I’m a tech interested guy. I’ve touched SQL once or twice, but wasn’t able to really make sense of it. That combined with not having a practical use leaves SQL as largely a black box in my mind (though I am somewhat familiar with technical concepts in databasing).
With that, I keep seeing [pic related] as proof that Elon Musk doesn’t understand SQL.
Can someone give me a technical explanation for how one would come to that conclusion? I’d love if you could pass technical documentation for that.
SSNs being duplicated would be entirely expected depending upon the table’s purpose. There are many forms of normalization in database tables.
I mean just think about this a little bit, if the purpose is transactions or something and each row has a SSN reference in it for some reason, you’d have a duplicate SSN per transaction row.

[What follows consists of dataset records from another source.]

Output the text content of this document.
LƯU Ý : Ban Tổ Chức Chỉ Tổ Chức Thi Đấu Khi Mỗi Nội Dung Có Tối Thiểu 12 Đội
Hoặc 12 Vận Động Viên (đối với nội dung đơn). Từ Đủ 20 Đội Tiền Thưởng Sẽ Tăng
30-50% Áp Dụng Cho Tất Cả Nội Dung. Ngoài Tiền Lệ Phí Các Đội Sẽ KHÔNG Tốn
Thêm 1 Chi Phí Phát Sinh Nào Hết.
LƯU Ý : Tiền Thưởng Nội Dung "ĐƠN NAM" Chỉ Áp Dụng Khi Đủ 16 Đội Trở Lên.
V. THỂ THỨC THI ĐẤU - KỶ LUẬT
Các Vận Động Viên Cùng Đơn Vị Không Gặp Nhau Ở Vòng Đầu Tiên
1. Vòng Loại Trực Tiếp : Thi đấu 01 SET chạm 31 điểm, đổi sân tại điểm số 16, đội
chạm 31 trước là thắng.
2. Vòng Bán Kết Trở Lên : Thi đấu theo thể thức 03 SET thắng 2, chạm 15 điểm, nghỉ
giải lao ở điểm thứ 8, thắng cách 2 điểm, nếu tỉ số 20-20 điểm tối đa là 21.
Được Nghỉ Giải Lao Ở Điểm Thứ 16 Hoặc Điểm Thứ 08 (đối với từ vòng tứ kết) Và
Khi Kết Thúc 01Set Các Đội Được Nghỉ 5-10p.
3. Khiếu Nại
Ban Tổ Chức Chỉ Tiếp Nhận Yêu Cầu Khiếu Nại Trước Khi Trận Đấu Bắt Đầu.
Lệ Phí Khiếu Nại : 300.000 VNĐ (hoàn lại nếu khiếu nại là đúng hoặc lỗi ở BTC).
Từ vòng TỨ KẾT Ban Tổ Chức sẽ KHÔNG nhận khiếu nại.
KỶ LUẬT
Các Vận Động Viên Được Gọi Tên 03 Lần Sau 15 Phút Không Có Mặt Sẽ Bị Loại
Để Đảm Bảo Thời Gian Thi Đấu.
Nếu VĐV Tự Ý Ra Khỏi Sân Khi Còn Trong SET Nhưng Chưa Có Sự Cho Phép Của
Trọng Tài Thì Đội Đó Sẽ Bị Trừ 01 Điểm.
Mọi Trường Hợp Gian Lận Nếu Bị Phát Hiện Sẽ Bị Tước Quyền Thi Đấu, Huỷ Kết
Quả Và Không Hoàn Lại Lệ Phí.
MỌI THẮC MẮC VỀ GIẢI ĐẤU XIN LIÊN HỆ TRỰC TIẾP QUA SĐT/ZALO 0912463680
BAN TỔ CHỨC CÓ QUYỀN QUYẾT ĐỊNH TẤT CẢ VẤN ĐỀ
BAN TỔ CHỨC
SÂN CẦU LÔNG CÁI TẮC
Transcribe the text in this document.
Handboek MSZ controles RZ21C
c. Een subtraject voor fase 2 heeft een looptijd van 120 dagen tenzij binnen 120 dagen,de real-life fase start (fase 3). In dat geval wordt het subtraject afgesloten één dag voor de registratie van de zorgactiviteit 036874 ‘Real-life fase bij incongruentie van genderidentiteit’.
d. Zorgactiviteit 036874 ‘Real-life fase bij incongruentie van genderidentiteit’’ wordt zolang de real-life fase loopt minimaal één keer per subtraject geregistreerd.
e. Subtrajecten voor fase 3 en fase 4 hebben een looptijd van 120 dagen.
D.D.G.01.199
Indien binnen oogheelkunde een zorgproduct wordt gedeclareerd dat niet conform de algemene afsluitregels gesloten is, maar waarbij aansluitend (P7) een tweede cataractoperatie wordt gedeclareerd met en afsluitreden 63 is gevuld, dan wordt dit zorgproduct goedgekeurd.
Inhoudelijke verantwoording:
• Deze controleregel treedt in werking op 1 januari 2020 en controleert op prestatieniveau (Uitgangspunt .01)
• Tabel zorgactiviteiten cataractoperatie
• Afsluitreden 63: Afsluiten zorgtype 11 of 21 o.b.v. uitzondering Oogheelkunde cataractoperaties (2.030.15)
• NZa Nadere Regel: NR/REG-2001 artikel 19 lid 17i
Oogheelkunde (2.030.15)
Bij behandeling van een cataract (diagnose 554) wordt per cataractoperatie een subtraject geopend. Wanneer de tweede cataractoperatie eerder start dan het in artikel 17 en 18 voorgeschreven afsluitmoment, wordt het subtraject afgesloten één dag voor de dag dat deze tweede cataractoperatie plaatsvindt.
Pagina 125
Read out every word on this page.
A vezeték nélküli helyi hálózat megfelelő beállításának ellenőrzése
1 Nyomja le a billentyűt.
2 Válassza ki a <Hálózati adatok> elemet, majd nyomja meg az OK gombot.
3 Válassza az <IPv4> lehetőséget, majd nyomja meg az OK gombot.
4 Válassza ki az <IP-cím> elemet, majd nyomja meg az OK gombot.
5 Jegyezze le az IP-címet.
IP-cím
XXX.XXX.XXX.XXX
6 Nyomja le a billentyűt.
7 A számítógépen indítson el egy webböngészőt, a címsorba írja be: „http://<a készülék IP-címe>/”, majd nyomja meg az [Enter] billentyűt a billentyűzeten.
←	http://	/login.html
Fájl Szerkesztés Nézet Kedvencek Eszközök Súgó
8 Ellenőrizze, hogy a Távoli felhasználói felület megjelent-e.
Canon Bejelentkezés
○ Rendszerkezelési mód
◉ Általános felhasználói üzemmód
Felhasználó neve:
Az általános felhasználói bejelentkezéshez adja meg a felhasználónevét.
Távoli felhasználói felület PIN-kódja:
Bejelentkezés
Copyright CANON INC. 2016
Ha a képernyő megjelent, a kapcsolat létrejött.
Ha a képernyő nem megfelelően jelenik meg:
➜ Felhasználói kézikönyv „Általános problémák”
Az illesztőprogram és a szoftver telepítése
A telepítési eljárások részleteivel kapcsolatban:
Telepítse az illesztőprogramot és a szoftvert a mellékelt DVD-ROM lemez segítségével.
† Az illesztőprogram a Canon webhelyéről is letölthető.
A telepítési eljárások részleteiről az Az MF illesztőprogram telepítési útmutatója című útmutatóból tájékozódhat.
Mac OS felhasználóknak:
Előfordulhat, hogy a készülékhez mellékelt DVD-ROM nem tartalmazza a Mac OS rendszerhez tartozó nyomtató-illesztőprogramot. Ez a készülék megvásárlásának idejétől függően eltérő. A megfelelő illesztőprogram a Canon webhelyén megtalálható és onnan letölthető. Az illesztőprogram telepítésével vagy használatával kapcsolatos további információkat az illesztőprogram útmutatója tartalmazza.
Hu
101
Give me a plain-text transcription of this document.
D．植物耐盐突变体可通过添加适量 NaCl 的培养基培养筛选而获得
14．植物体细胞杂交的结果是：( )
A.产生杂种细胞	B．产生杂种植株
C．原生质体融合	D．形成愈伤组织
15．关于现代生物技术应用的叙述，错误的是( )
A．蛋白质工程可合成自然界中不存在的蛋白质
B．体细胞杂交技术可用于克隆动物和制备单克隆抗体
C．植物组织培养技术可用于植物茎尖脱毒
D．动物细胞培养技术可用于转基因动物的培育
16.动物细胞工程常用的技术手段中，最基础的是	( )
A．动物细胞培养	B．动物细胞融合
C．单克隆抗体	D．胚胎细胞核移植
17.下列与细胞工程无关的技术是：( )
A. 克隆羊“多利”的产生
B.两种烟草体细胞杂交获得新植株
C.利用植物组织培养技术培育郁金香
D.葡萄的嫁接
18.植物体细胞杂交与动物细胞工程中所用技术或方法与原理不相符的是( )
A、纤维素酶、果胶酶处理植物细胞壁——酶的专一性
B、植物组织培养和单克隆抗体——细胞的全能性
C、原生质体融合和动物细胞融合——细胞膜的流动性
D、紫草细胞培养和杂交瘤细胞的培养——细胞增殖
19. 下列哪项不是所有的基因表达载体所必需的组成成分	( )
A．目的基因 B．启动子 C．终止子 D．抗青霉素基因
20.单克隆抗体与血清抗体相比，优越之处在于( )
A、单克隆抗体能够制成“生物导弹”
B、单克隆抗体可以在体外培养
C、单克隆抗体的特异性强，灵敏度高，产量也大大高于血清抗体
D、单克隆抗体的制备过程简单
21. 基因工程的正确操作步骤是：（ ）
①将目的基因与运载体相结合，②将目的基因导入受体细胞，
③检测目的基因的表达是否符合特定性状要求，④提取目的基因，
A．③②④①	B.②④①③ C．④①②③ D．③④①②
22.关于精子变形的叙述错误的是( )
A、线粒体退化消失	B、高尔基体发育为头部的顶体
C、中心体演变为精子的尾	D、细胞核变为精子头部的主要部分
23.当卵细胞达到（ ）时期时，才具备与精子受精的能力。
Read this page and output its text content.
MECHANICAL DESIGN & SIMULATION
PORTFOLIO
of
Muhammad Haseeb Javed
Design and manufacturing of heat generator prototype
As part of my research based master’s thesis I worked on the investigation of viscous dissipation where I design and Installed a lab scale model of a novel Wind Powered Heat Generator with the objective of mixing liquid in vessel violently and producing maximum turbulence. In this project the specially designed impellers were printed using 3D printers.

A tiny bit of learning SQL and you could easily see transactional totals grouped by SSN (using, get this, a group by clause). This shit is all 100% normal depending upon the normalization level of the schema. There are even – almost obviously – tradeoffs between fully normalizing data and being able to access it quickly. If I centralize the identities together and then always only put the reference id in a transactional table, every query that needs that information has to go join to it and the table can quickly become a dependency knot.
There was a “member” table for instance in an IBM WebSphere schema that used to cause all kinds of problems, because every single record was technically a “member” so everything in the whole system had to join to it to do anything useful.